"On subit les conséquences" : à Bordeaux, L214 manifeste contre l'élevage intensif

Après une mobilisation hier à Anglet, les militants de l’association L214 ont manifesté ce dimanche 17 janvier, à Bordeaux. Ils dénoncent "un manque d’anticipation" des pandémies. Dans le Sud-ouest, 1 116 000 de volailles ont été abattues depuis le début de l’épidémie. 

Les militants de L214 ont réalisé plusieurs opérations depuis hier pour interpeller les élus sur les liens entre pandémie et élevages intensifs.
Les militants de L214 ont réalisé plusieurs opérations depuis hier pour interpeller les élus sur les liens entre pandémie et élevages intensifs. © France 3 Aquitaine

Masques floqués"on subit les conséquences" sur le nez, une quinzaine de militants L214 ont tracté, place de la Comédie, à Bordeaux. Une opération qui a débuté à 14h ce dimanche, et qui devrait se poursuivre tout l'après-midi. En ligne de mire : les zoonoses, des maladies animales qui se transmettent aux humains. Une mobilisation actuelle donc, qui mêle Covid et élevage intensif. 

"On pratique la distanciation sociale avec le Covid-19, et d'un autre côté, on entasse des animaux dans des espaces clos. Cela favorise la circulation d'agents pathogènes.

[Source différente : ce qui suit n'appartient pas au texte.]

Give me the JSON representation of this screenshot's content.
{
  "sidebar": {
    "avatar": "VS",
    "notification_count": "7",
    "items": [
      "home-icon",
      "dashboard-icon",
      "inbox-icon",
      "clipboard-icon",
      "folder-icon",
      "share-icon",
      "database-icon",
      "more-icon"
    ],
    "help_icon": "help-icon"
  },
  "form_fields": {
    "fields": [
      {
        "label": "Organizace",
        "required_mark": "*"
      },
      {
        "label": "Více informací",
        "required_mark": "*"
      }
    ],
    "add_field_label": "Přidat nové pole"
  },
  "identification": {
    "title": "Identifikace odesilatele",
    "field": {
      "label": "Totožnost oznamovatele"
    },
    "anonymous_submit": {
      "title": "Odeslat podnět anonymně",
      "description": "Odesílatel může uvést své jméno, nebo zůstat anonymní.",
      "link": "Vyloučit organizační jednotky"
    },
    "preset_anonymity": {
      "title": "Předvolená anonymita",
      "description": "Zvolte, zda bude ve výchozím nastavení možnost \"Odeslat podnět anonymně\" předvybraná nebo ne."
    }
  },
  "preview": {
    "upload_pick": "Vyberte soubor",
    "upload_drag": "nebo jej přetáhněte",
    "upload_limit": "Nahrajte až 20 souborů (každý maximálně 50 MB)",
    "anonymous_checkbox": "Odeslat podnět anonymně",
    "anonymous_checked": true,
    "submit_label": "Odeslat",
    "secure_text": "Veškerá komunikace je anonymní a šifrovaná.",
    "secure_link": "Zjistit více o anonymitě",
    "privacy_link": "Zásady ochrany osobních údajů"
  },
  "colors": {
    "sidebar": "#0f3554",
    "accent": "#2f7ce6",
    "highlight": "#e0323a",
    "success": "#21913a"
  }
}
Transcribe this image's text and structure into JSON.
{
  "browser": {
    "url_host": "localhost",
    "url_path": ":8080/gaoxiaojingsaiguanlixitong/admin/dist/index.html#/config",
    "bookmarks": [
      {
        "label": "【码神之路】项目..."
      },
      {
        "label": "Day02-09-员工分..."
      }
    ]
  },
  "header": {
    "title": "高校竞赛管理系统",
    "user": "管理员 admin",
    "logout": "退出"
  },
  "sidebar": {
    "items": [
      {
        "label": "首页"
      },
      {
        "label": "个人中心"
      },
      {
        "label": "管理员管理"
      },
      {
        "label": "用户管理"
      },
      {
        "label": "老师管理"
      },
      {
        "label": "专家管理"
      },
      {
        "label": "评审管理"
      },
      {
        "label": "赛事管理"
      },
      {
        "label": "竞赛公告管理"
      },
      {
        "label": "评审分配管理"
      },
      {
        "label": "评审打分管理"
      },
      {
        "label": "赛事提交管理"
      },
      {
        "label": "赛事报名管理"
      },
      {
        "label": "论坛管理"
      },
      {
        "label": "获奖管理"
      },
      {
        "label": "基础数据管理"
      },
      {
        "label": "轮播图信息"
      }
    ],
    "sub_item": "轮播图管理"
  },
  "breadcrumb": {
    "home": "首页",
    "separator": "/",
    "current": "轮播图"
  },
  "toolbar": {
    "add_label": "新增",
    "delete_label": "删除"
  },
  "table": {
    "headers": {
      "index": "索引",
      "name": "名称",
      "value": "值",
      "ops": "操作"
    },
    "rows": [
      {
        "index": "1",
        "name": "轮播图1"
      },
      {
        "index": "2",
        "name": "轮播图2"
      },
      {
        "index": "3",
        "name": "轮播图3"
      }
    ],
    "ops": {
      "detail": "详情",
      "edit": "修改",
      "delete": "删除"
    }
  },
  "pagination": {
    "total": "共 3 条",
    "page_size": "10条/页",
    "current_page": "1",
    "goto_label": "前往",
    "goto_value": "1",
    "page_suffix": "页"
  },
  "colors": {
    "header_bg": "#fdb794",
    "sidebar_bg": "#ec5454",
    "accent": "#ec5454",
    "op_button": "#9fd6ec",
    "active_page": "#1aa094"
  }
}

Les élevages intensifs sont des bombes sanitaires", explique Gaëlle Lachiver, bénévole de l'association. 

Parmi les passants, beaucoup semblent déjà convaincus. "Mes grands-parents étaient agriculteurs. Quand ils mettaient 2 000 poulets dans le même endroit, forcément, le virus se développait. C'est pas une supposition, c'est la réalité", explique un promeneur. 

"On subit les conséquences, quand est-ce qu'on agit sur les causes ?"

Depuis vendredi, les militants ont également collé des affiches dans plusieurs lieux bordelais. "Le but est d’interpeller les élus locaux et de sensibiliser le public à notre action", explique l’association sur Facebook. 

Pour cette campagne, l’association s’appuie sur une lettre ouverte, rédigée par un comité de scientifiques, qui appelle le gouvernement à anticiper les épizooties et les pandémies. "L’augmentation des zoonoses est directement liée à l’augmentation des animaux d’élevage", explique L214.

Selon l’association, "99 % des lapins, 95 % des cochons et 83 % des poulets sont élevés en bâtiments clos en France". Des élevages intensifs qui seraient, selon les militants, à l’origine des épizooties.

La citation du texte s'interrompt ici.